Without Policy Changes, a Stable Biosimilars Market "May Not Flourish"

A new brief from Avalere Health argues that, if a multi-source market for biologic drugs is to emerge in the United States, originator biologics and biosimilars must be able to gain market share commensurate to the value they offer to the healthcare system, and a variety of policy options are available to create the necessary conditions for true competition.
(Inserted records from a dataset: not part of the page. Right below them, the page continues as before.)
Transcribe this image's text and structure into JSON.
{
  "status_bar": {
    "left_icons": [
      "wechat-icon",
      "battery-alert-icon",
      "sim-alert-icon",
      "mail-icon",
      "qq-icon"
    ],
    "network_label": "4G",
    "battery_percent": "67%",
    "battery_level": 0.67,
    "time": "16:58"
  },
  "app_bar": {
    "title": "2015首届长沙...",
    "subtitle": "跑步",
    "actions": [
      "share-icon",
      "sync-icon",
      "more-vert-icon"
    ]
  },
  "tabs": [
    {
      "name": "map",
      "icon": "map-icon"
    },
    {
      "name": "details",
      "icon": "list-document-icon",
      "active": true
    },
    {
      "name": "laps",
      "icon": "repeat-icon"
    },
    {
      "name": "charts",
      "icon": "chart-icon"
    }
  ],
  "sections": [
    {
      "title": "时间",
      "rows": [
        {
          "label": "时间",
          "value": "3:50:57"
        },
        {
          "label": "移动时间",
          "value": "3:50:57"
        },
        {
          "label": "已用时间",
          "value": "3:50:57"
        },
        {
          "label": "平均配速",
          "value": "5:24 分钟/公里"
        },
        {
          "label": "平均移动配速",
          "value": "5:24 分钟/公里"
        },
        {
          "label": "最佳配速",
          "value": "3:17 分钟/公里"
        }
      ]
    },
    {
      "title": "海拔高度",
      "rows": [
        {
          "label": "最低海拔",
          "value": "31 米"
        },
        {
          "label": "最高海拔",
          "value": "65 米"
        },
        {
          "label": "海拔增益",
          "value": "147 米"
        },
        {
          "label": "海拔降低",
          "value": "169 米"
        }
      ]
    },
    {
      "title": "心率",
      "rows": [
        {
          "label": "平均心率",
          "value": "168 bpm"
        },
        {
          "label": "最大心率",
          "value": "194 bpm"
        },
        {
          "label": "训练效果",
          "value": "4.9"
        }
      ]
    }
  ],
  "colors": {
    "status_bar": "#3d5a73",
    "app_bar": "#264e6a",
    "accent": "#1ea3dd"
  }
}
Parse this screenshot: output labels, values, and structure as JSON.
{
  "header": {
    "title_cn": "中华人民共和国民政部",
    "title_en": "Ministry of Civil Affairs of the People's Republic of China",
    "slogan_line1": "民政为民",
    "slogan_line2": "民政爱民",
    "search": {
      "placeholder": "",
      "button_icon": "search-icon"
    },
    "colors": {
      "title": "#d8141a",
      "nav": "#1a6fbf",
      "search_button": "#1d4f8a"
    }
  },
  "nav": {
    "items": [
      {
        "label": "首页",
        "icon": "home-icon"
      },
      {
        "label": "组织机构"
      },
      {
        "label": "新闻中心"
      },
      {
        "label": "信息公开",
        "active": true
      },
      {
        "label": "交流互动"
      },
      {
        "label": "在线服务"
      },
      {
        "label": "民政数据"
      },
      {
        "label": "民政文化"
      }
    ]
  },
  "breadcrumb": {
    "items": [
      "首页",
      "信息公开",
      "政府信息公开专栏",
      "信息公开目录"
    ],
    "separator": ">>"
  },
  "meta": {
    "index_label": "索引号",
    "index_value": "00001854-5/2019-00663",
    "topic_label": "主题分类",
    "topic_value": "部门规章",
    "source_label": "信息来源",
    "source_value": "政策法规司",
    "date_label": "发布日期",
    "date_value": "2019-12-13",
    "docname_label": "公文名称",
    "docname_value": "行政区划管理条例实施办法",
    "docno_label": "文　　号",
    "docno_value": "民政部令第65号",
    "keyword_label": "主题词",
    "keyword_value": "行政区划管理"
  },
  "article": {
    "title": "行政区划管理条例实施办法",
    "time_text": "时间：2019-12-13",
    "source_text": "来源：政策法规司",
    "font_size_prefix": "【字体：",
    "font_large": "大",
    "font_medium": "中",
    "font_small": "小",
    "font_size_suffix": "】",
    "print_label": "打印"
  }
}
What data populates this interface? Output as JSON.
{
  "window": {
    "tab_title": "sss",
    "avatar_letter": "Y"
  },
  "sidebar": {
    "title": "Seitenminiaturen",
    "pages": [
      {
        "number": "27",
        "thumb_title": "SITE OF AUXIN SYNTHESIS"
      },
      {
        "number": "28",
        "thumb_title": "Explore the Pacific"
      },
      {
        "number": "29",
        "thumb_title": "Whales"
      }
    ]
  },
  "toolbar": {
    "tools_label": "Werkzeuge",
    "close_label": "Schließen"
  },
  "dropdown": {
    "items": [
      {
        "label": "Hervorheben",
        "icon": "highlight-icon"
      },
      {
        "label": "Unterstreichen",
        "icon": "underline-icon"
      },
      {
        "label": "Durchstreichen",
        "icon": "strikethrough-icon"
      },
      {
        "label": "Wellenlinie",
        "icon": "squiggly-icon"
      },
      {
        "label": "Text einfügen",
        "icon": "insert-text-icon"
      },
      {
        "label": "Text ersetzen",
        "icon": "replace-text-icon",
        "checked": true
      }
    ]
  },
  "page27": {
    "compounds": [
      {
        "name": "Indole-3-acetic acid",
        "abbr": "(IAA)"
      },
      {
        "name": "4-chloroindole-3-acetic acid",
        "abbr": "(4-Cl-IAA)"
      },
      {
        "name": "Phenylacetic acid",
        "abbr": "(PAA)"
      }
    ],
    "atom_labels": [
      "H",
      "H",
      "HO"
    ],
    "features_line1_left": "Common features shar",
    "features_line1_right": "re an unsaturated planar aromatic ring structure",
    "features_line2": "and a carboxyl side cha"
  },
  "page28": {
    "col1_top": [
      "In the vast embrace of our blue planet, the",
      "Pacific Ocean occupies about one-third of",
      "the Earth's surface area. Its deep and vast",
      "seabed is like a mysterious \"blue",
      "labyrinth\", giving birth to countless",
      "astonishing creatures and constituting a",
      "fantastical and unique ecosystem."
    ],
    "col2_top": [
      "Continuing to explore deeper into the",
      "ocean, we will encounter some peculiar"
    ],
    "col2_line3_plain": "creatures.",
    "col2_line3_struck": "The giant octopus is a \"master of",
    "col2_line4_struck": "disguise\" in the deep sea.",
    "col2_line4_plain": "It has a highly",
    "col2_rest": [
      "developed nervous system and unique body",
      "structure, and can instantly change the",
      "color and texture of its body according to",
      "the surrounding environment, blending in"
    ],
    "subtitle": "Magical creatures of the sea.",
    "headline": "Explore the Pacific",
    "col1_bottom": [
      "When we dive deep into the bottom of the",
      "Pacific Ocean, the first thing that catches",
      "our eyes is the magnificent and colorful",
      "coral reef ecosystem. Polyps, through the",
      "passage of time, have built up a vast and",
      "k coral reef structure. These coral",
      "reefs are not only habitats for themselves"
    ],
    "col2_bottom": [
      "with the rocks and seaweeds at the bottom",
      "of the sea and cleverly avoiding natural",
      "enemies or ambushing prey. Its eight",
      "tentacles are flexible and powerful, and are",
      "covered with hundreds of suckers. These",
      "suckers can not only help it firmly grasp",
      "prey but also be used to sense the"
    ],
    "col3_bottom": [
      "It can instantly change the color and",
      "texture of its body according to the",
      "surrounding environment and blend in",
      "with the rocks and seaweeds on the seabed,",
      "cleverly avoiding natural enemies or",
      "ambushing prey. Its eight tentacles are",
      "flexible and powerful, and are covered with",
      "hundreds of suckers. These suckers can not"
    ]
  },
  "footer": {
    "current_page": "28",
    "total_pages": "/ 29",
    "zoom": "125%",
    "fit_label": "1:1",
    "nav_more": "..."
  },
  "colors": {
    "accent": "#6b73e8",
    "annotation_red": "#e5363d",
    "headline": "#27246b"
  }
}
In Europe, where the first biosimilar was approved in 2006, say the authors, “competitive biologics have generally gained increasing market share over time,” and biosimilars now make up one-fourth of all biologics sales for product with expired EU patents. While uptake varies by nation, some biosimilars, like filgrastim, have achieved a market penetration of 60% to 80%, and price discounts for some of the earlier and smaller biologic drugs have ranged from 15% to 40%.

European nations have used a variety of policies to drive the biosimilars market; Norway and Denmark use a tender system that has resulted in a 70% negotiated discount for infliximab biosimilars. Germany uses a prescribing quota and provider education programs, which have resulted in 50% volume uptake of biosimilars. In the United Kingdom, where the National Institute for Health and Care Excellence conducts health technology assessments for drugs used in its national system, biosimilars have driven price reductions of 25% for infliximab, 18% for epoetin, and 8% for filgrastim. UK patient access has increased by 104% for filgrastim since the advent of biosimilars.

By contrast, Ireland, which has thus far not implemented proactive policies to encourage biosimilar use, has seen little associated uptake. The nation is now undertaking an effort to create a more sustainable environment for biologics, and it is encouraging physician-directed switching.

Other highly regulated markets have employed their own incentives and have seen degrees of success; Australia uses a system in which the Pharmaceutical Benefits Advisory Committee may designate biosimilars as being subject to automatic pharmacy-level substitution on a product-by-product basis. Individual switching, notes Avalere, has been limited in Australia, as patients have fixed co-payment amounts that do not incentivize nonmedical switches.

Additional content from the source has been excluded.